Cold water – dribble in to hummus to help make it smooth
And the second most important ingredient in Hummus: tahini. The flavor is so important that I may cheat and buy tahini. I will plant sesame seeds. I will harvest the seeds. Needs shift. Back in Grandma Helen’s day a woman would sit on the porch and remove the hulls of peas, beans and seeds. A cuisine meditation. Then women left the home to work. The cost of living climbed. Money bought the services of foreign women to prepare these kinds of things. Machines took the work.
But in “retirement” – which only means I don’t go into an office to work – I can sit in front of the woodstove next fall and remove the damp hulls from the sesame seeds. I will roast them and store them in jars in the dark cool shelves. If I can grow them….it’s all an experiment.
Nature knows. Sesame seed plants also want poor soil, dry conditions, no help.
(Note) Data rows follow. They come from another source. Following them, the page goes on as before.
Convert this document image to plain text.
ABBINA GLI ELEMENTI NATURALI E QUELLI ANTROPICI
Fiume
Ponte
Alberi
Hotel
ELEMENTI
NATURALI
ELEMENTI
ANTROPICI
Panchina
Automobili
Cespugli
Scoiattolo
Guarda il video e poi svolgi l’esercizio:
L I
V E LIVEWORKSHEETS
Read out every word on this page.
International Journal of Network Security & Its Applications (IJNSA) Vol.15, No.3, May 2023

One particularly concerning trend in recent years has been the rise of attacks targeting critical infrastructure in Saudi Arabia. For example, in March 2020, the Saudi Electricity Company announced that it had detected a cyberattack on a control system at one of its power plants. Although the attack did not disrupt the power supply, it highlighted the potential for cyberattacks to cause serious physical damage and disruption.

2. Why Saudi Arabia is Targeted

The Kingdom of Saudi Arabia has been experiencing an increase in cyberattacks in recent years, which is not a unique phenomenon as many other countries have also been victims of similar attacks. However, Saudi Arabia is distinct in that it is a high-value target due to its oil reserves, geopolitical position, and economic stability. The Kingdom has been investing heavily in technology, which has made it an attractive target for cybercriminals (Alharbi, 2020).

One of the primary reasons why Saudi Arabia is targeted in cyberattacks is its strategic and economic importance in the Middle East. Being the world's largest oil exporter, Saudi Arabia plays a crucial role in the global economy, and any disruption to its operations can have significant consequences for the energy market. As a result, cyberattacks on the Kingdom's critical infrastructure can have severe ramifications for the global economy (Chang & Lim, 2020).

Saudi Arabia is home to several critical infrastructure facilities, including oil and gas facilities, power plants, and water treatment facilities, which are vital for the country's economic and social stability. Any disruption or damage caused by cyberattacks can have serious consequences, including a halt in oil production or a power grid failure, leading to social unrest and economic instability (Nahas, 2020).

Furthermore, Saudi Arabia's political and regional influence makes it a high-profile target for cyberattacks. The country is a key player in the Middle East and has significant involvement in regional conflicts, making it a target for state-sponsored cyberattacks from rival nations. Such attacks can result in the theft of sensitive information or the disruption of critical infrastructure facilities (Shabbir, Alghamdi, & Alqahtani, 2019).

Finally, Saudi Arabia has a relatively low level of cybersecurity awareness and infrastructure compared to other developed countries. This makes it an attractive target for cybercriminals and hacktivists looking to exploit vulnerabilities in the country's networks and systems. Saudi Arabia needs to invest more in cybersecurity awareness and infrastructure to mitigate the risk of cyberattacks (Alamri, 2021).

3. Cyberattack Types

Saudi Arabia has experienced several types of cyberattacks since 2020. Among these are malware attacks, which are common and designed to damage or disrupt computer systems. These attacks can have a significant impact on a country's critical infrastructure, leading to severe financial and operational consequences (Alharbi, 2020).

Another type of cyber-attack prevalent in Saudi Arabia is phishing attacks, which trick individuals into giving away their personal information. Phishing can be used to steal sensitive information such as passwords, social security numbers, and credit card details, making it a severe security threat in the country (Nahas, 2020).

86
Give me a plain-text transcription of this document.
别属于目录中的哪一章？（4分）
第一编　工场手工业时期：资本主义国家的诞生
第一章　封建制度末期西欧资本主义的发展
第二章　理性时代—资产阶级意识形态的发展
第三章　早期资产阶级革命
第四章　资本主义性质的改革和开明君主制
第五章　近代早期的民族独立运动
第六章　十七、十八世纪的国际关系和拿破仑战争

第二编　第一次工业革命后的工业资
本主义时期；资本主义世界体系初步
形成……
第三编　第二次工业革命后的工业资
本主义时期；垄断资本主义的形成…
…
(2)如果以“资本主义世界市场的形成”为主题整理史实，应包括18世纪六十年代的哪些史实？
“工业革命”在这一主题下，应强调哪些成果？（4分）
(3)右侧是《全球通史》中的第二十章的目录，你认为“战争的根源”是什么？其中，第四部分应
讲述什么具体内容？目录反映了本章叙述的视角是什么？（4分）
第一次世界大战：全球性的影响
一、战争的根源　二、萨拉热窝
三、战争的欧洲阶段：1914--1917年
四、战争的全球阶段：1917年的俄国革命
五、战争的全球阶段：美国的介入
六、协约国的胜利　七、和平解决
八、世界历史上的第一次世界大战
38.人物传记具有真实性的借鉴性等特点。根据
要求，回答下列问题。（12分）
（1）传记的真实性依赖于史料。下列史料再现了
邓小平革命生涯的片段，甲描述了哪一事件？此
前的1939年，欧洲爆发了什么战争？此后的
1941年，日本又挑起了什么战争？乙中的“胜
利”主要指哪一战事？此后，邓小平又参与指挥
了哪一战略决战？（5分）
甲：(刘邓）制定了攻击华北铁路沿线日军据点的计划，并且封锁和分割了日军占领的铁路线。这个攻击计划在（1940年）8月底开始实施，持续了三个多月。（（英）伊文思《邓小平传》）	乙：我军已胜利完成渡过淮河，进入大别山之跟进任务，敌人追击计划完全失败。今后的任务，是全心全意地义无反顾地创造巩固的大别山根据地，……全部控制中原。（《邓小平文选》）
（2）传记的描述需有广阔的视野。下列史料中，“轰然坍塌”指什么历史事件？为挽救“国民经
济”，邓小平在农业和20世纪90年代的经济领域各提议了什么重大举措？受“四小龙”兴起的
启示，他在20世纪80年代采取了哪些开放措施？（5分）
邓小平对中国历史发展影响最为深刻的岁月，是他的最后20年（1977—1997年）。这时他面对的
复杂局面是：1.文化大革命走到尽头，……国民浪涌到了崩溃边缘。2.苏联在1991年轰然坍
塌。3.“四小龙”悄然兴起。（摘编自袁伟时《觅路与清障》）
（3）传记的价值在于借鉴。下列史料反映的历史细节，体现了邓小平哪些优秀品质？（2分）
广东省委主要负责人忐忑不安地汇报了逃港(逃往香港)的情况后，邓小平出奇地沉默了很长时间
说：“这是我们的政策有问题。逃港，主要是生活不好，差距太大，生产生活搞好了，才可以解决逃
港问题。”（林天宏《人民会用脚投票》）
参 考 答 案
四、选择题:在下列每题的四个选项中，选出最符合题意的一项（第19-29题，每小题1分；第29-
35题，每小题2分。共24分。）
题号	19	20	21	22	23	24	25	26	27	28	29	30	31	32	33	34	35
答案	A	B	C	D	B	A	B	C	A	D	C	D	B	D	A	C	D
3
The two plants will be planted together. I will trim leaves from the chickpeas to release nitrogen into the soil for the sesame. The two will bloom almost together.
Tahini can be made with hulled or unhulled seeds
Soak the seeds, pat dry, remove the hulls by hand. Leaving the hulls on can give the end product a bitter taste.
To make the tahini you can hand grind or use a small food processor to create a cream of the seeds.
Drizzle oil into ground seeds. Olive oil is usually used, but try other oils like avocado.
Add salt to taste.
Pumpkin, pickled and frozen beets, pinto beans, chickpeas, sesame, garlic, grapes, chokecherries, currants, buffaloberries, rose hips, elderberries in “perfect timing” years…. It is always an experiment; the weather is never ever predictable. But there is such a full, sweet feeling working with the plants, preparing the fruits and seeds and the warm fragrance in the cabin when the meals are in the oven. I will always have a grocery list, but something more and something different every year makes the moment so much more full of comfort… compensation for the muck, the sore muscles, the scratches and scrapes, the never-quite-clean fingernails, the snowstorms…I’m planting the chickpeas in the next couple weeks, but I’m saving half of the seeds to make my first homemade hummus. Ill post a photo and how that experiment goes.
For now: the cows are still stuck near the shed in pools of MUCK. So it’s time to take them a little hay, some grains and try to move them away. The ducks go into their shelters when I ask them; they are just starting to lay (duck eggs make pumpkin custard so rich). And the snow drifts are just beginning to evaporate. Next week I will also be collecting more willow cuttings for new trees, planting some in the wet drain ditches and selling some to a long-time customer. And I might even get a chance to work on my paintings. Escape garden rules. Plant something to feed the family; plant something new to feed the mind; plant something that feeds your heart….but do it all inside, for now.